Grünbuch: BLL begrüßt klare Absage an Strafsteuern, Verbote und Co und Votum für Aufklärung und Bildung

Zu seinem Neujahrsempfangs am gestrigen Dienstag konnte der Bund für Lebensmittelrecht und Lebensmittelkunde e.V. (BLL) Bundesminister Christian Schmidt als Festredner begrüßen. Schwerpunkt seines Vortrages waren die Inhalte des Grünbuchs, das der Minister Ende Dezember 2016 der Öffentlichkeit vorgestellt hatte.

Zum Grünbuch nimmt der BLL wie folgt Stellung:

Der BLL begrüßt die klare Absage des Ministers an Strafsteuern, Verbote und Co. Jeder Mensch ist für sich – und seine Kinder – selbst verantwortlich. Wichtig ist, dass er sich bewusst und frei für einen Lebensstil entscheiden kann. Dafür sind Aufklärung und Bildung essentiell, wie es der Minister im Grünbuch klar zum Ausdruck bringt. Für ihn steht die Wahlfreiheit an erster Stelle. Konsumenten entscheiden mit ihrem Einkauf, welche Produkte Erfolg haben und welche nicht.

Der BLL unterstützt das Ziel des Grünbuches, den Menschen eine gesunde und sichere Ernährung zu ermöglichen. Auch die Lebensmittelwirtschaft ist in der Verantwortung, den Menschen sichere und gute Lebensmittel zur Verfügung zu stellen. Hierzu entwickelt sie nicht nur innovative Produkte, sondern setzt sich in vielen Aktivitäten über die gesetzlichen Regelungen hinaus ein, um Transparenz und Sicherheit für den Konsumenten zu verbessern. Darüber hinaus engagiert sie sich in Kooperation mit anderen Akteuren für interdisziplinäre Lösungsansätze bei der Förderung eines gesunden Lebensstils.

Der BLL befürwortet das Engagement für die Wertschätzung von Lebensmitteln. Diese Wertschätzung wünschen wir uns auch für die gesamte Lebensmittelbranche, alle Unternehmen und Beschäftigte. Denn: Lebensmittel sind heute so sicher wie noch nie. Tagtäglich versorgen wir die Menschen in Deutschland mit guten und sicheren Lebensmitteln zu bezahlbaren Preisen.

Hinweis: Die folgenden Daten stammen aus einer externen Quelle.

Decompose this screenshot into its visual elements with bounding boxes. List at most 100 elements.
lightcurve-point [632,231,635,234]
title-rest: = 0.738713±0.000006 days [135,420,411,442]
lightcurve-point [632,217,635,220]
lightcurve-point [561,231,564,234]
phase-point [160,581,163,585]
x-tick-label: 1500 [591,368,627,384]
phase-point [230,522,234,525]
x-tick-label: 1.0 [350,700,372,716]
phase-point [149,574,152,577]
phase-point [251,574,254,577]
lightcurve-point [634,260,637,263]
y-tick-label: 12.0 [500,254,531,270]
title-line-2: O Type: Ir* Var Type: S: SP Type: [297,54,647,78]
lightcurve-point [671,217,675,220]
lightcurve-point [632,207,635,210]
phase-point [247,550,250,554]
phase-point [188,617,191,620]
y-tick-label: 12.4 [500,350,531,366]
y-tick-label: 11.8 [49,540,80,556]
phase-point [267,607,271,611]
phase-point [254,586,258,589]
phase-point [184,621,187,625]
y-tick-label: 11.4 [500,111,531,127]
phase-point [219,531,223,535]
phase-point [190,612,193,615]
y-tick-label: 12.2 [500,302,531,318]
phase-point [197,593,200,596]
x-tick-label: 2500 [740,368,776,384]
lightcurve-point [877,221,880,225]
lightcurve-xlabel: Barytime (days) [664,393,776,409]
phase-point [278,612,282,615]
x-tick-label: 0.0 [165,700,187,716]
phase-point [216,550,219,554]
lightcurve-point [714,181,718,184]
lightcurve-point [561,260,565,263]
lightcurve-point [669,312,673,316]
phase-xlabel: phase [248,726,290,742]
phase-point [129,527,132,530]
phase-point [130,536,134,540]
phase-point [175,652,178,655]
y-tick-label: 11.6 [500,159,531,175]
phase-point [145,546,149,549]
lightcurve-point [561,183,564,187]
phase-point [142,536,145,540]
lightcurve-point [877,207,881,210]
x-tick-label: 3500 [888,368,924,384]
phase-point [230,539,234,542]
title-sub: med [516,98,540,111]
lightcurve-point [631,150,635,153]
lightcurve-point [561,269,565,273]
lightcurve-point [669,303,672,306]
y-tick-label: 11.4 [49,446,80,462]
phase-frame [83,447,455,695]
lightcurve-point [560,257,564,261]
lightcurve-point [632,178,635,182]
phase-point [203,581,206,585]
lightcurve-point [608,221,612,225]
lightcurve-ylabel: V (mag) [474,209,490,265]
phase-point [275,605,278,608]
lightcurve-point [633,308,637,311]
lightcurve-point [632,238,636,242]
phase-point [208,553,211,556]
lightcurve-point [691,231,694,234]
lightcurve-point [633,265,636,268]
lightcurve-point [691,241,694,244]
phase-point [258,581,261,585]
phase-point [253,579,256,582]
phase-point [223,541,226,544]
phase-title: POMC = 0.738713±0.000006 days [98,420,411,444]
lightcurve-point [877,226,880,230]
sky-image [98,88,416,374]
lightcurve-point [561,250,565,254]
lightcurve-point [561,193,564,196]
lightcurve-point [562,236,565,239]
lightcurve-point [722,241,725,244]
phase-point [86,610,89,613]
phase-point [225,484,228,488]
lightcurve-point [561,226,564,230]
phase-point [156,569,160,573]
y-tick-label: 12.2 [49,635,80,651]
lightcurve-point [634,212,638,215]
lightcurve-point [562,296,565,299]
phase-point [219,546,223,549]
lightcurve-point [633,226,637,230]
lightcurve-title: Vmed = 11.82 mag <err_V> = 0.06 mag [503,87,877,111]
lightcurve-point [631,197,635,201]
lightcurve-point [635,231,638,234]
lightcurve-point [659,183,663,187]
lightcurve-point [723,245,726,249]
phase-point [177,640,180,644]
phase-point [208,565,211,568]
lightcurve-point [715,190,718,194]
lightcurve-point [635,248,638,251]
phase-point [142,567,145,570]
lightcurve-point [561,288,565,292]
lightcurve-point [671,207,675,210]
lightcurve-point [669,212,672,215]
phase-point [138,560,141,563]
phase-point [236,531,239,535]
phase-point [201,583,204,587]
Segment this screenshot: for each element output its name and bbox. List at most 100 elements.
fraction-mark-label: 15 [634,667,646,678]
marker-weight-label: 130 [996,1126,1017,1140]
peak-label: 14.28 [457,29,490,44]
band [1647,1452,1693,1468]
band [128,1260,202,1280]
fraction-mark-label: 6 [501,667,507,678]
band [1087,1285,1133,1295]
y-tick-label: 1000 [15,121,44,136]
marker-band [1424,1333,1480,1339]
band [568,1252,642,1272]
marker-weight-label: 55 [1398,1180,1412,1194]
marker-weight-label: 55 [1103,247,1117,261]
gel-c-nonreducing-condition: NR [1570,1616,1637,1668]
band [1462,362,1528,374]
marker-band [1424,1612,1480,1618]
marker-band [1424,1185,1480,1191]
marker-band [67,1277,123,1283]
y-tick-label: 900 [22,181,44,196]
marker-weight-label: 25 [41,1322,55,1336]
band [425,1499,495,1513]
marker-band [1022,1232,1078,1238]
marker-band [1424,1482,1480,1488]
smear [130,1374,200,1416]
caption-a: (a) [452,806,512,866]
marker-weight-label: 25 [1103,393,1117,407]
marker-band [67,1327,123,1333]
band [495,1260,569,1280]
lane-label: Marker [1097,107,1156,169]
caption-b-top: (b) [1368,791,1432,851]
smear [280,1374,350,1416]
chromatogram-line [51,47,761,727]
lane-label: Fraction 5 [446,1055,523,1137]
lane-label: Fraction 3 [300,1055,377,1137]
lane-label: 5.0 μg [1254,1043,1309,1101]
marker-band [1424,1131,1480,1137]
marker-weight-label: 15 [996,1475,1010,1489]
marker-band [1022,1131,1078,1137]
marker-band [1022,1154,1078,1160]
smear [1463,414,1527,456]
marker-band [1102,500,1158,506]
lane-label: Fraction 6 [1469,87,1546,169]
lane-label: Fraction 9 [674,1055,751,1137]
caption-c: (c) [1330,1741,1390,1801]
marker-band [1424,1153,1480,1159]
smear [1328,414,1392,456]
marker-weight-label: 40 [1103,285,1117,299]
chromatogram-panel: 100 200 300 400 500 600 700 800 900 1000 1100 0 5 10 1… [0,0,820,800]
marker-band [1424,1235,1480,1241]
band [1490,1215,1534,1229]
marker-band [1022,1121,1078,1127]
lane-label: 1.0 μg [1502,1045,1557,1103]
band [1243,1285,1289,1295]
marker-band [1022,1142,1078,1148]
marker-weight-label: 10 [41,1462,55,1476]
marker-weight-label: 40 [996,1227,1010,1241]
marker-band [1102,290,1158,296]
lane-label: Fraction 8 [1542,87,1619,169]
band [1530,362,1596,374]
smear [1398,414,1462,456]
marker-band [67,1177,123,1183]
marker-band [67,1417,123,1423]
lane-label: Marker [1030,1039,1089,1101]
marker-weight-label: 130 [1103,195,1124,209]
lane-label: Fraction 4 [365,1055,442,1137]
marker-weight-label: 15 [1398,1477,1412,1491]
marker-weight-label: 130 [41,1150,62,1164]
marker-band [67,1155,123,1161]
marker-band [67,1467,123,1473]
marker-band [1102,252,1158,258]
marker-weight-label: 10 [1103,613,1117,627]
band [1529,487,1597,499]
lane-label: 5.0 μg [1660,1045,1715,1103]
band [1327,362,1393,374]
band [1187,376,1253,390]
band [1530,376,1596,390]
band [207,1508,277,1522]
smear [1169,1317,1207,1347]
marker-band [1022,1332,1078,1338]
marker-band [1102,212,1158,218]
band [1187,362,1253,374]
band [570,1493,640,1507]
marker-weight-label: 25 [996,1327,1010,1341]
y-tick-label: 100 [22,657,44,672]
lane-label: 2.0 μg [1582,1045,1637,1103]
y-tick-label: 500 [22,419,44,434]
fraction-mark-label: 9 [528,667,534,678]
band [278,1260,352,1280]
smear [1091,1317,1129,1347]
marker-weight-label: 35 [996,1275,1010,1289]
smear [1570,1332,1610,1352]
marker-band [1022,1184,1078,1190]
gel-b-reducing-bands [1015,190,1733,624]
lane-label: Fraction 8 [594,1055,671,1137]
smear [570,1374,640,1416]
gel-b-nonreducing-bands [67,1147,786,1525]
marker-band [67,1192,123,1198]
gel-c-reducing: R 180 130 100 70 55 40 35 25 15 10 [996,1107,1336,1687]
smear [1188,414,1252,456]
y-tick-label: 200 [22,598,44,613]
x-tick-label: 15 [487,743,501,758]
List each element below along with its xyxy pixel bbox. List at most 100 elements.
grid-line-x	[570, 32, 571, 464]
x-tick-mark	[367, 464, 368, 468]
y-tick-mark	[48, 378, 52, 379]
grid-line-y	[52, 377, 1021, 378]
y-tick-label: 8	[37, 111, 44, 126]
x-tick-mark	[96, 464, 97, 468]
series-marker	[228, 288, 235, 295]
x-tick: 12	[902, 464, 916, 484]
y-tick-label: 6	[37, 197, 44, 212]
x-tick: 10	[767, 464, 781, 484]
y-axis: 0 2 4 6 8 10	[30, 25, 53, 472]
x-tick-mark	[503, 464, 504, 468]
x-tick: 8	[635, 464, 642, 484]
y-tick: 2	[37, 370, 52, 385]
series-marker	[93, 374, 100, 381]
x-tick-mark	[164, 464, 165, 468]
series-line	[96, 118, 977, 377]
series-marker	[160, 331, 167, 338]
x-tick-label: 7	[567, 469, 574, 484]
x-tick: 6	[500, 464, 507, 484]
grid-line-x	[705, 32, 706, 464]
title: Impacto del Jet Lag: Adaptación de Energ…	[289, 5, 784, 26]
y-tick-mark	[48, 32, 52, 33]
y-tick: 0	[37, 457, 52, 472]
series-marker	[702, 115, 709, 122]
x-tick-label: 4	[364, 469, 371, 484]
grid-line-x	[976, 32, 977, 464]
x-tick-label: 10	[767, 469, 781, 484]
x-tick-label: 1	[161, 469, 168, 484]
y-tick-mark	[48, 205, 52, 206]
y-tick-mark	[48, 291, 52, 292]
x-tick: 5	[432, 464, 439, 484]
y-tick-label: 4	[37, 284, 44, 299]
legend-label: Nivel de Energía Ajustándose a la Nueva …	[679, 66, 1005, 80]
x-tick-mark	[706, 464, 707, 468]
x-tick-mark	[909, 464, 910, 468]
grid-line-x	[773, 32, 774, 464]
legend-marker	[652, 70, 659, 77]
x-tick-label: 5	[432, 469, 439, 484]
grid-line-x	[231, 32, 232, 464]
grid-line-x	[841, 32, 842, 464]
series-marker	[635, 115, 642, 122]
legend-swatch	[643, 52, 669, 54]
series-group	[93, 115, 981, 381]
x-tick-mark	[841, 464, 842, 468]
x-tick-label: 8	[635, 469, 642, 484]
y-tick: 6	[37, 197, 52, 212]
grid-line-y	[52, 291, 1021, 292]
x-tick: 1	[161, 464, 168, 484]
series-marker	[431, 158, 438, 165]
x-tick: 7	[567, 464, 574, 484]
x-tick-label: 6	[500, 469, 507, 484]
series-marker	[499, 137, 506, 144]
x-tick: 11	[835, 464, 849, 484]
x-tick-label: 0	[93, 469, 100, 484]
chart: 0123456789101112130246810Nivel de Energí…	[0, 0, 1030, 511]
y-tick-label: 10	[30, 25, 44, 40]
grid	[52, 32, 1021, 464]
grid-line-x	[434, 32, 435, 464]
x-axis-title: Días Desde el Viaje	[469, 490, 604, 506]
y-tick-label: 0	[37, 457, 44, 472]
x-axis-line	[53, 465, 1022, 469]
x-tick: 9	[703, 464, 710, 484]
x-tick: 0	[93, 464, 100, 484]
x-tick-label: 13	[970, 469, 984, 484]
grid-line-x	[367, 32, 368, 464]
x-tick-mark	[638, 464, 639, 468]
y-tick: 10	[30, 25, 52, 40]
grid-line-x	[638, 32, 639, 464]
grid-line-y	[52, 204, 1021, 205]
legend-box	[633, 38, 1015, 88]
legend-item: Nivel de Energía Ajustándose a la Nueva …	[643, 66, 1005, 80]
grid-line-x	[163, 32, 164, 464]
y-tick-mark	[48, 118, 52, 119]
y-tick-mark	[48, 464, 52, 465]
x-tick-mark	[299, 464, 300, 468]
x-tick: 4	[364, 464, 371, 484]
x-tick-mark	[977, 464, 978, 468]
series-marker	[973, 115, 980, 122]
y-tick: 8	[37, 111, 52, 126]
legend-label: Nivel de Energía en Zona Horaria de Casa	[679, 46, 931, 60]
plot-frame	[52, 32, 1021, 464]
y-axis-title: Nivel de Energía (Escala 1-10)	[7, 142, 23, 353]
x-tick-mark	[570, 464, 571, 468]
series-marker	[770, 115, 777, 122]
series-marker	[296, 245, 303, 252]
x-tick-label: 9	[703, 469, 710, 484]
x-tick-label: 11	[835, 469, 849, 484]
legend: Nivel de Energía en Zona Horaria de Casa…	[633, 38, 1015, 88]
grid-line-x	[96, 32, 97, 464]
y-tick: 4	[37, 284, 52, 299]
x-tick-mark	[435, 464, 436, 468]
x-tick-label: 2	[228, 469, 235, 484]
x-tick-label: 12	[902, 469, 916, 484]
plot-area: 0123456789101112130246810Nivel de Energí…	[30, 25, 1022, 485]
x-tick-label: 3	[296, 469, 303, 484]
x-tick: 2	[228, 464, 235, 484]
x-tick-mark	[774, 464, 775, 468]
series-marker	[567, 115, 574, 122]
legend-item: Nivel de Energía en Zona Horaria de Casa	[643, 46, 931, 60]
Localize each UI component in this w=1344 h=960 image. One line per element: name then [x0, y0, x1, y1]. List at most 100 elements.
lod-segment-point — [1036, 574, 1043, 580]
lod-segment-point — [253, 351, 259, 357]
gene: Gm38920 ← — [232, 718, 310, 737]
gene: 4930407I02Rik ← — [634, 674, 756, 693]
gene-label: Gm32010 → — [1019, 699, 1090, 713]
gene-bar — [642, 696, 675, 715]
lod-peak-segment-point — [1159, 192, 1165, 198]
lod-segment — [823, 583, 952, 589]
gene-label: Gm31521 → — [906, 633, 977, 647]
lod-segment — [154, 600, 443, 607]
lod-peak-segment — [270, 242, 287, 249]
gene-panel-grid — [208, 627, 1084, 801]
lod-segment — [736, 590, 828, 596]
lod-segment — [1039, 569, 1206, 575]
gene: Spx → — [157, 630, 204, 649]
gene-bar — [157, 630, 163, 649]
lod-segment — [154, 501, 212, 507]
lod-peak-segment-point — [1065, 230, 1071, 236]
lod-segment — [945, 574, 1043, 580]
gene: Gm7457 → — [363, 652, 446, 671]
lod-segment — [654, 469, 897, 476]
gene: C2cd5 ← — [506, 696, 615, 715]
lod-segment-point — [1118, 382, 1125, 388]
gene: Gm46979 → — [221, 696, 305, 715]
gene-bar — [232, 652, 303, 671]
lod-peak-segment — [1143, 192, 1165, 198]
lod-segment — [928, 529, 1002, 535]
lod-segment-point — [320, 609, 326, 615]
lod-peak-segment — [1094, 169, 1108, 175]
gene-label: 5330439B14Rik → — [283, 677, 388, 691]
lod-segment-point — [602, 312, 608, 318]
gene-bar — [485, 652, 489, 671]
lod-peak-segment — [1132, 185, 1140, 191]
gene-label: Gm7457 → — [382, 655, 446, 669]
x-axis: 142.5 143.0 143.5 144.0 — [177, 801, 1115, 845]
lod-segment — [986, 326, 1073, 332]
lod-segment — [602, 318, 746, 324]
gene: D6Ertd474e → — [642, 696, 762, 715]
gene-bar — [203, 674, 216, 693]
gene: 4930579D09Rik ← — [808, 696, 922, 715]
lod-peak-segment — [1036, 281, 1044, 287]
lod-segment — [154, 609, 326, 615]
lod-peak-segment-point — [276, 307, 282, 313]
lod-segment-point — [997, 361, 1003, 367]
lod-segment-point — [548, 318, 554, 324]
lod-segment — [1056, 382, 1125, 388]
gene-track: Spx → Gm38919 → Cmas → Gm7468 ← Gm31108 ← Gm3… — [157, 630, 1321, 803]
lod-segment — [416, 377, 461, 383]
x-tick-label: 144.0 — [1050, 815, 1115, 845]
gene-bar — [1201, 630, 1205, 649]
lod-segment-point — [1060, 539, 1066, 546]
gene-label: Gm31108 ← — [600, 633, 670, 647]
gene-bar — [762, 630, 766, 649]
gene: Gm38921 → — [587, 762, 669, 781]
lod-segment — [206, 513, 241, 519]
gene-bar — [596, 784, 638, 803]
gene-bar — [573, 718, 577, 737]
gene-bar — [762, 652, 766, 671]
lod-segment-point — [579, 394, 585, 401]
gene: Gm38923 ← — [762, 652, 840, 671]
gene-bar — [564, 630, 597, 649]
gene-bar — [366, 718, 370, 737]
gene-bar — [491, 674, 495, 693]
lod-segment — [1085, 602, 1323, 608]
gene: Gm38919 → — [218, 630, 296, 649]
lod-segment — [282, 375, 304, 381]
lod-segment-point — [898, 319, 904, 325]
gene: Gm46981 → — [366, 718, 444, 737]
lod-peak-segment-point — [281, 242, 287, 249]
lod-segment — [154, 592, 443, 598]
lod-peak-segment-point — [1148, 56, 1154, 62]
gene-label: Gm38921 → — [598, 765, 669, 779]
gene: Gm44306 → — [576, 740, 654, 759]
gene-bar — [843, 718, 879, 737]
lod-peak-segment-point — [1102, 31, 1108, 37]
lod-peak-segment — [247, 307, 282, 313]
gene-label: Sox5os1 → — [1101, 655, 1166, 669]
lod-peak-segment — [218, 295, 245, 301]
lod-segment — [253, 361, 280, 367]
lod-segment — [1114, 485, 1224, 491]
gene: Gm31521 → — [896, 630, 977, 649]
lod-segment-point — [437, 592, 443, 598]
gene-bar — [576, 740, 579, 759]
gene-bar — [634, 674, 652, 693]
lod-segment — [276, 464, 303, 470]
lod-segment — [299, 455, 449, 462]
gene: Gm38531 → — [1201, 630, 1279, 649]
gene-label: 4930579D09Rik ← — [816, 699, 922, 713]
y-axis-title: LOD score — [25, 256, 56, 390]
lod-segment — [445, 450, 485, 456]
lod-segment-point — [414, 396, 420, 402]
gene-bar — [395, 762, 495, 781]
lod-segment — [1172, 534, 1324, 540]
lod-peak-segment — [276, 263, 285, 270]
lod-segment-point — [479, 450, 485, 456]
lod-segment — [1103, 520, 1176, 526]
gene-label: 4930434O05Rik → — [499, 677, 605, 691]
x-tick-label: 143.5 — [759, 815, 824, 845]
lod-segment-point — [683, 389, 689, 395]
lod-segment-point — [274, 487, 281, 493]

10 Standpunkte des BLL zur aktuellen Diskussion:

1. Das Schulfach „Ernährung“ ist ein wichtiger Baustein in einer qualifizierten Verbraucherbildung, Kochen als Thema auch in den Familien weiter fördern.
Die Lebensmittelwirtschaft befürwortet das Leitbild des „durchschnittlich informierten, aufmerksamen und verständigen Durchschnittsverbrauchers“, weil es zeitgemäß ist, dem modernen Menschenbild entspricht und einen angemessenen Ausgleich zwischen dem Schutz vor Täuschung und Irreführung und der Eigenverantwortung, Selbstbestimmung und Souveränität des Verbrauchers gewährleistet.

Bildung ist dabei neben einer transparenten Information eine zentrale Voraussetzung. Aus diesem Grund befürwortetet der BLL die Einführung eines Schulfachs „Ernährung“, wobei die Familien hier nicht aus der Verantwortung entlassen werden dürfen. Familienbildungsangebote müssen das Angebot ergänzen. Verbraucherbildung „neu denken“ heißt für den BLL mehr als nur die Einführung eines Schulfaches „Ernährung“. Im Grünbuch werden Ergebnisse der modernen Ernährungsforschung zitiert, die die ersten 1.000 Tage eines Kindes für die Entwicklung im Erwachsenenalter als entscheidend sehen.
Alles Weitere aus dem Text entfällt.